As we said at the outset, this is just the beginning of our analysis of how Americans voted in 2020 but it’s worth underscoring what’s surprising about these initial findings.
Even though Trump’s overperformance among specific groups of Latino voters was one of the big stories coming out of election night, what we can see in the data isn’t actually all that unexpected. There were clear signs all along that Biden might be weaker than Clinton among Latinos voters, and the places where Trump appears to have gained support — in rural areas and among more conservative Latino voters like Cuban Americans — just speaks to the diversity of a group that should never have been regarded as politically homogenous to begin with.

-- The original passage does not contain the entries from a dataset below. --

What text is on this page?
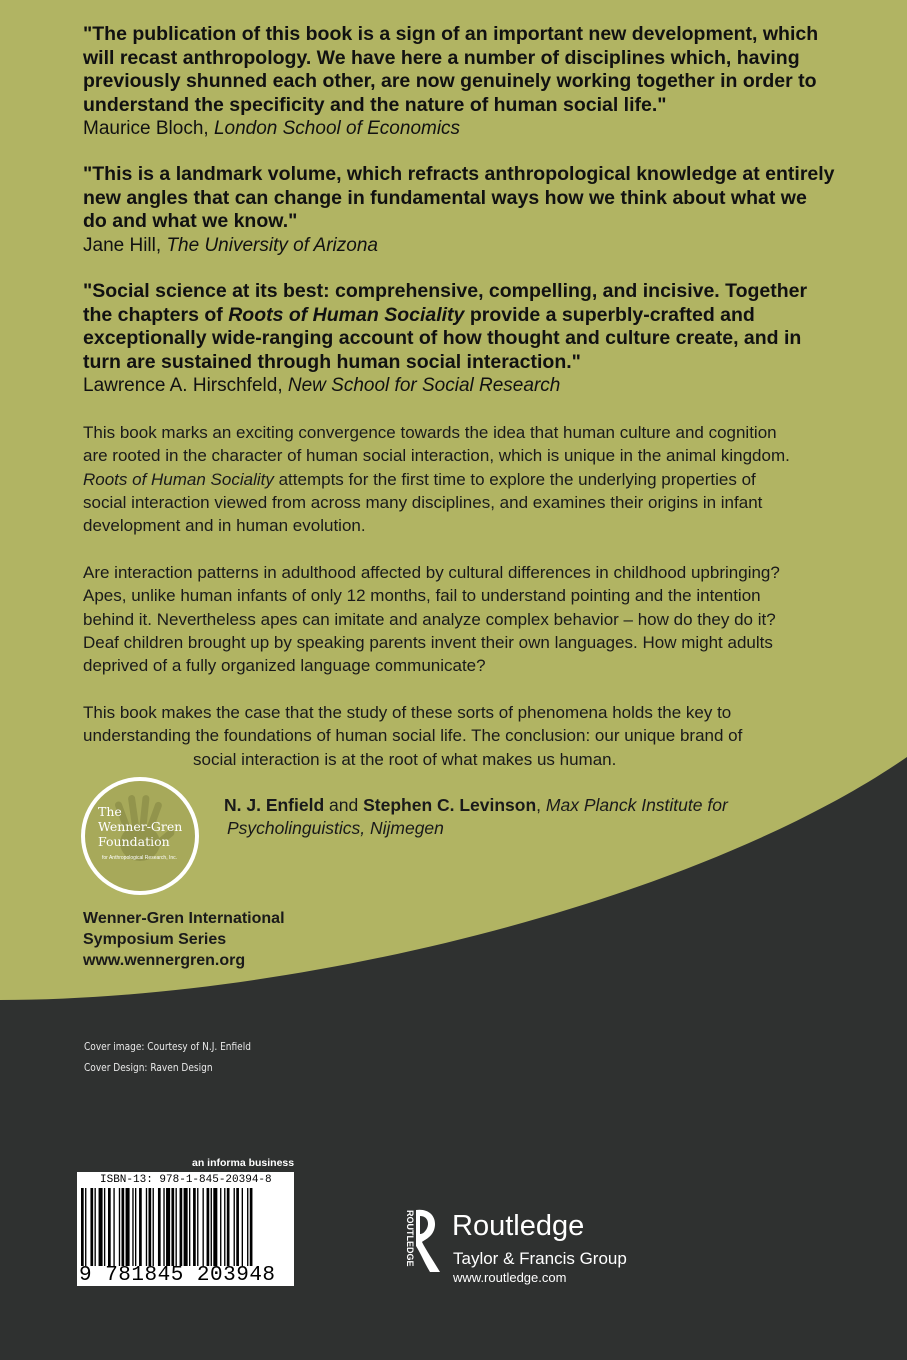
"The publication of this book is a sign of an important new development, which
will recast anthropology. We have here a number of disciplines which, having
previously shunned each other, are now genuinely working together in order to
understand the specificity and the nature of human social life."
Maurice Bloch, London School of Economics
"This is a landmark volume, which refracts anthropological knowledge at entirely
new angles that can change in fundamental ways how we think about what we
do and what we know."
Jane Hill, The University of Arizona
"Social science at its best: comprehensive, compelling, and incisive. Together
the chapters of Roots of Human Sociality provide a superbly-crafted and
exceptionally wide-ranging account of how thought and culture create, and in
turn are sustained through human social interaction."
Lawrence A. Hirschfeld, New School for Social Research
This book marks an exciting convergence towards the idea that human culture and cognition
are rooted in the character of human social interaction, which is unique in the animal kingdom.
Roots of Human Sociality attempts for the first time to explore the underlying properties of
social interaction viewed from across many disciplines, and examines their origins in infant
development and in human evolution.
Are interaction patterns in adulthood affected by cultural differences in childhood upbringing?
Apes, unlike human infants of only 12 months, fail to understand pointing and the intention
behind it. Nevertheless apes can imitate and analyze complex behavior – how do they do it?
Deaf children brought up by speaking parents invent their own languages. How might adults
deprived of a fully organized language communicate?
This book makes the case that the study of these sorts of phenomena holds the key to
understanding the foundations of human social life. The conclusion: our unique brand of
social interaction is at the root of what makes us human.
N. J. Enfield and Stephen C. Levinson, Max Planck Institute for
Psycholinguistics, Nijmegen
The
Wenner-Gren
Foundation
for Anthropological Research, Inc.
Wenner-Gren International
Symposium Series
www.wennergren.org
Cover image: Courtesy of N.J. Enfield
Cover Design: Raven Design
an informa business
ISBN-13: 978-1-845-20394-8
9 781845 203948
ROUTLEDGE Routledge
Taylor & Francis Group
www.routledge.com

On the other hand, the widening of the education gap — and the emergence of geography as another important political divide — might be bigger takeaways, given where the polling stood going into the election. Biden’s gains among white voters without a college degree simply didn’t materialize, while Trump continued to make inroads with less-educated white voters — although it wasn’t enough to win him the election. But importantly, both groups offer a first look into what might be one of the defining trends of the 2020 election: the widening political chasm between urban, suburban and rural America.